Therapeutinnen, Klientinnen, potenzielle Klientinnen, Feministinnen, Frauen verschiedenster Fachrichtungen, Heteros, Lesben, interessierte Männer wurden alle eingeladen, an der Planung des neuen Institutes mitzuwirken. Während des gesamten Prozesses der Ausarbeitung des Lehrplans, auf dem Weg zur Akkreditierung bis hin zu dem Punkt, an dem wir bereit waren, Bewerberinnen aufzunehmen, waren unsere heftigsten Kritiker und Angreifer – Frauen. (War dies der Beginn der dritten Phase?)
Die Psychologinnen dachten, nur zugelassene Psychotherapeutinnen und Diplompsychologinnen, jedoch gewiss keine zukünftigen Klientinnen, sollten den Lehrplan konzipieren und alles kontrollieren.

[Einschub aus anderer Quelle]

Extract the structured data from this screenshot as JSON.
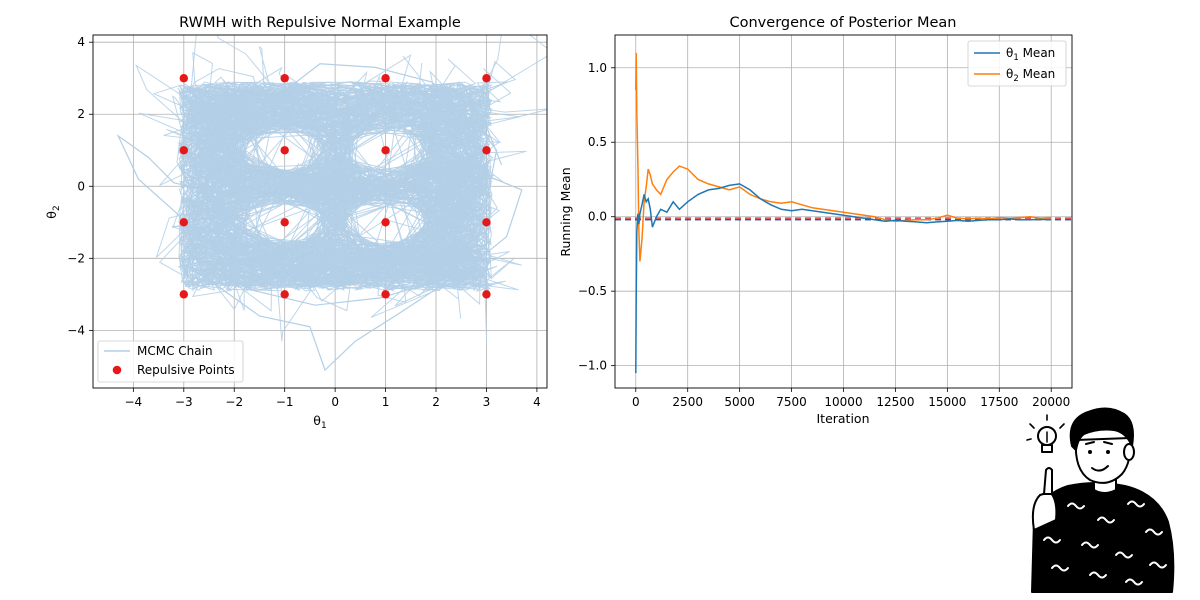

Sie schienen wütend zu sein, dass nicht sie das Sagen hatten und fanden es lächerlich, dass potenzielle Nutzerinnen der Dienstleistung in die Planung einbezogen wurden.
Eine bekannte Feministin, die wir gern im Vorstand gehabt hätten, weil wir dachten, das sei politisch vorteilhaft, entschied sich, als Direktorin die Führung zu übernehmen. Da ich in ihren Augen ein „Niemand“ war (nach meiner Erfahrung sehen viele Leute von der US-amerikanischen Ostküste jeden, der aus Gebieten westlich des Potomacflusses kommt, als einen „Niemand“ an), unternahm sie den Versuch, mich meines Postens zu entheben und unser Institut als Basis zum Aufbau ihrer „Frauenarmee“ zu benutzen. Sie scheiterte damit.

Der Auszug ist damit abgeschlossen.